My younger daughter (“C”) and I were talking a few months ago about Y2K. She had a vague idea what it was about, unaware that I was at work all night in the basement of our old Emergency Operations Center. Indeed, our senior management team spent the night in the EOC, playing cards and watching the lack of emergency unfold around the world. She has no recollection that I was at work. I take that as a win.
But mom was at work – as were all of you in local government – when it felt like the rest of the world was home. We worked on Y2K. We worked late into the night on September 11, 2001. We worked through the worst of the Pandemic. We worked on Memorial Day, on Veterans Day. We worked parades, high school games, rallies, and of course, meetings.
I started calculating how many Select Board meetings I have attended over the last 21 years: more than 600 nights when mom was at work. And that doesn’t count the 11 years that I was a department head and Assistant Manager, or any meetings of the Finance Committee, Personnel Board, Planning Board, Building Committee, etc. And we cannot forget Town Meeting – that accounts for at least 4 or 5 nights per year. I missed one night of Town Meeting in all of those years, when I was about 11 months pregnant. I can recall missing only a handful of Select Board meetings – a few conferences out of State, seeing Flogging Molly on my husband’s birthday, my father’s wake, and watching C play “Old Joe Clark” on the violin at a third grade school concert. Generally speaking, I was at work.
I love my chosen career, and I wish there were fewer night meetings, but I can honestly say I did not worry about my kids. I knew they would be OK. And they were. And they certainly are now. Lara Bazelon, in her book Ambitious Like a Mother, tackles the complex relationship that mothers with leadership roles have about their choices, the myth of “work life balance,” and the visceral reaction mothers have to anything that feels like ambition.
With respect to daughters of working mothers, Bazelon cites a 2018 Harvard Business School Study by Kathleen McGinn. “Employed daughters of employed mothers, when faced with the opportunities and challenges of having children themselves, appear both willing and able to emulate their mothers as they manage employment and caregiving roles simultaneously.”
Bazelon continues, “Empirical studies show that children with working mothers (are) doing fine – even thriving. The daughters of working mothers (are) more likely to be employed, earn higher wages, and have jobs with supervisory responsibilities.”
Interestingly, though, empirical data showing that children are not harmed when their mothers work full-time outside the home has done little to reduce the anxiety and shame their mothers experience. She says “When we became mothers, the standard became even more exacting: never ever could we admit that – even once – we had put our careers first. Doing so would have invited a torrent of judgment. Not only would such a woman be perceived as self-aggrandizing, she would also be branded a Bad Mother.” Does that resonate with anyone?
The truth is that ambition is not toxic. Working long hours in a fulfilling career can actually be good for your kids.

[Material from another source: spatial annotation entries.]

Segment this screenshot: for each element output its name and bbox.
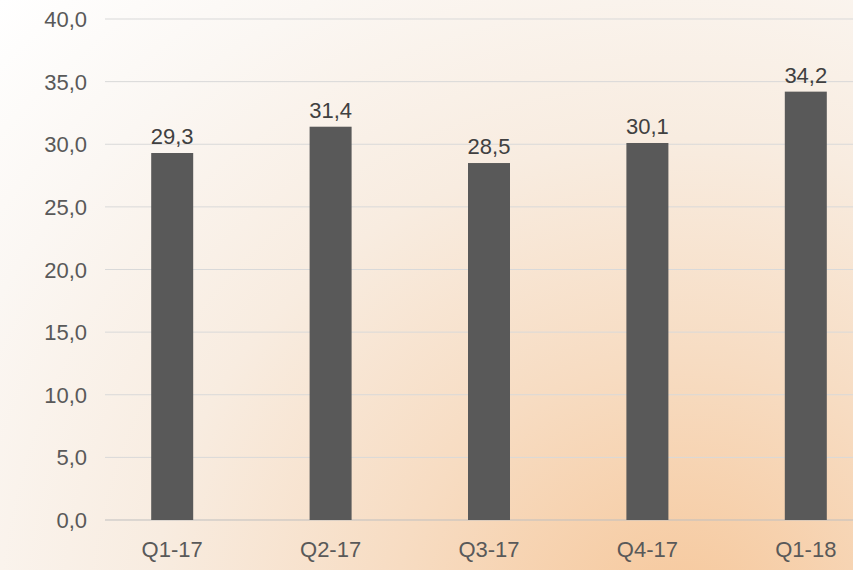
data-label: 31,4 [309,98,352,123]
bar [626,143,668,520]
grid-line [105,19,853,20]
y-tick-label: 15,0 [44,320,87,345]
y-tick-label: 40,0 [44,7,87,32]
y-tick-label: 20,0 [44,258,87,283]
bar [468,163,510,520]
bars [151,92,827,520]
y-axis: 0,0 5,0 10,0 15,0 20,0 25,0 30,0 35,0 40,0 [44,7,87,533]
x-tick-label: Q1-17 [142,537,203,562]
grid [105,19,853,520]
bar [151,153,193,520]
y-tick-label: 0,0 [56,508,87,533]
data-label: 30,1 [626,114,669,139]
labels: 29,3 Q1-17 31,4 Q2-17 28,5 Q3-17 30,1 Q4-17 34,2… [142,63,837,562]
y-tick-label: 30,0 [44,132,87,157]
x-tick-label: Q4-17 [617,537,678,562]
y-tick-label: 10,0 [44,383,87,408]
y-tick-label: 35,0 [44,70,87,95]
x-tick-label: Q1-18 [775,537,836,562]
data-label: 34,2 [784,63,827,88]
bar [310,127,352,520]
data-label: 28,5 [468,134,511,159]
y-tick-label: 25,0 [44,195,87,220]
grid-line [105,81,853,82]
y-tick-label: 5,0 [56,445,87,470]
bar [785,92,827,520]
x-tick-label: Q3-17 [458,537,519,562]
data-label: 29,3 [151,124,194,149]
chart: 0,0 5,0 10,0 15,0 20,0 25,0 30,0 35,0 40,0 29,3 Q1… [0,0,853,570]
x-tick-label: Q2-17 [300,537,361,562]
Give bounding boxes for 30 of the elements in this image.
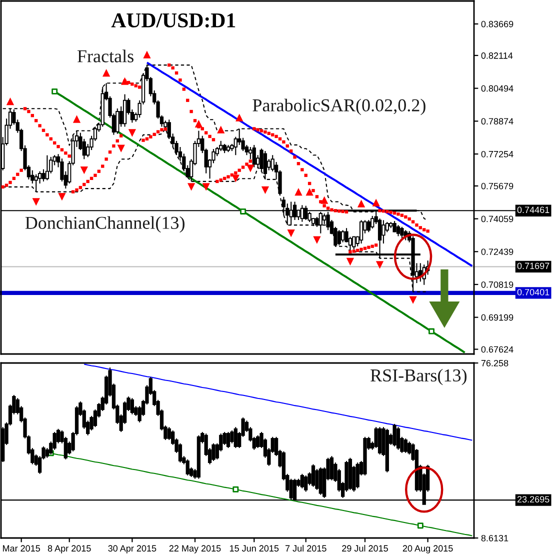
y-tick-label: 0.78874 [481, 118, 514, 125]
x-tick-label: 30 Apr 2015 [108, 545, 156, 554]
x-tick-label: 20 Aug 2015 [402, 545, 453, 554]
y-tick-label: 0.75679 [481, 182, 514, 190]
y-tick-label: 0.67624 [481, 346, 514, 353]
x-tick-label: 7 Jul 2015 [285, 544, 326, 552]
x-tick-label: 29 Jul 2015 [342, 544, 388, 552]
y-tick-label: 0.69199 [481, 314, 514, 321]
x-tick-label: Mar 2015 [2, 545, 40, 552]
annotation: ParabolicSAR(0.02,0.2) [252, 98, 426, 116]
y-tick-label: 0.74059 [481, 216, 514, 222]
ref-line-label: 0.71697 [517, 262, 550, 270]
chart-title: AUD/USD:D1 [111, 13, 236, 28]
annotation: Fractals [77, 50, 134, 62]
y-tick-label: 8.6131 [481, 534, 508, 542]
x-tick-label: 8 Apr 2015 [48, 545, 91, 554]
ref-line-label: 23.2695 [517, 496, 550, 503]
ref-line-label: 0.70401 [517, 288, 550, 296]
y-tick-label: 0.77254 [481, 150, 514, 158]
y-tick-label: 0.72439 [481, 248, 514, 255]
y-tick-label: 0.80494 [481, 85, 514, 92]
y-tick-label: 0.70819 [481, 281, 514, 288]
x-tick-label: 15 Jun 2015 [230, 545, 279, 552]
y-tick-label: 0.83669 [481, 20, 514, 28]
annotation: RSI-Bars(13) [370, 368, 467, 386]
y-tick-label: 0.82114 [481, 52, 513, 59]
ref-line-label: 0.74461 [517, 206, 550, 214]
annotation: DonchianChannel(13) [25, 216, 184, 233]
x-tick-label: 22 May 2015 [169, 545, 221, 554]
y-tick-label: 76.258 [481, 360, 508, 366]
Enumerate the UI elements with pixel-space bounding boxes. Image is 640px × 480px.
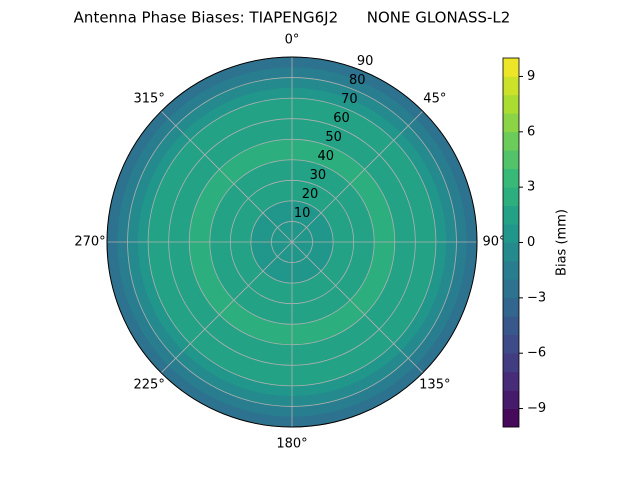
angle-tick-label: 90° [482, 235, 505, 250]
colorbar-tick-label: −3 [527, 290, 546, 305]
colorbar-band [503, 297, 519, 317]
grid-spoke [160, 241, 293, 374]
r-tick-label: 70 [341, 92, 358, 107]
colorbar-tick-label: 3 [527, 180, 535, 195]
colorbar-band [503, 260, 519, 280]
chart-title: Antenna Phase Biases: TIAPENG6J2 NONE GL… [74, 9, 511, 27]
colorbar-band [503, 187, 519, 206]
angle-tick-label: 45° [423, 92, 446, 107]
angle-tick-label: 315° [134, 92, 165, 107]
r-tick-label: 60 [333, 111, 350, 126]
r-tick-label: 10 [294, 206, 311, 221]
colorbar-band [503, 224, 519, 243]
colorbar-tick-label: −9 [527, 401, 546, 416]
colorbar-band [503, 353, 519, 372]
r-tick-label: 40 [317, 149, 334, 164]
colorbar-band [503, 94, 519, 114]
colorbar-band [503, 113, 519, 133]
r-tick-label: 20 [302, 187, 319, 202]
colorbar-band [503, 168, 519, 188]
colorbar-band [503, 316, 519, 336]
angle-tick-label: 135° [419, 377, 450, 392]
r-tick-label: 90 [357, 54, 374, 69]
angle-tick-label: 270° [74, 235, 105, 250]
grid-spoke [160, 110, 293, 243]
colorbar-label: Bias (mm) [555, 209, 570, 276]
colorbar-band [503, 58, 519, 77]
polar-frame [106, 56, 478, 428]
angle-tick-label: 180° [276, 437, 307, 452]
colorbar-band [503, 205, 519, 225]
colorbar-band [503, 334, 519, 354]
grid-spoke [291, 110, 424, 243]
colorbar-tick-label: 9 [527, 69, 535, 84]
colorbar-band [503, 371, 519, 391]
colorbar-band [503, 131, 519, 151]
colorbar-band [503, 390, 519, 409]
r-tick-label: 50 [325, 130, 342, 145]
colorbar-tick-label: 6 [527, 124, 535, 139]
angle-tick-label: 225° [134, 377, 165, 392]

Our Select Board held its meeting on 9/11. After that meeting, I came home and watched television coverage for hours. Because American Airlines Flight 11 and United Airlines Flight 175 took off from Boston, there were many local stories. I have never forgotten an interview with a woman whose daughter died on one of the flights. In the interview, she was confident. She said that her daughter knew every day of her life how much her mother loved her. What a gift that is. My daughters know that about me, and I know that about my own mother. And isn’t that just as important as being home every Tuesday night?
Let’s Practice, embracing our ambition, and our kids.
How about you? Have you been accused of being “ambitious” as if that were a bad thing? Have you figured out “work life balance?” Do you want to see the video of “Old Joe Clark?” Only kidding C – we’ll see if you read to the end.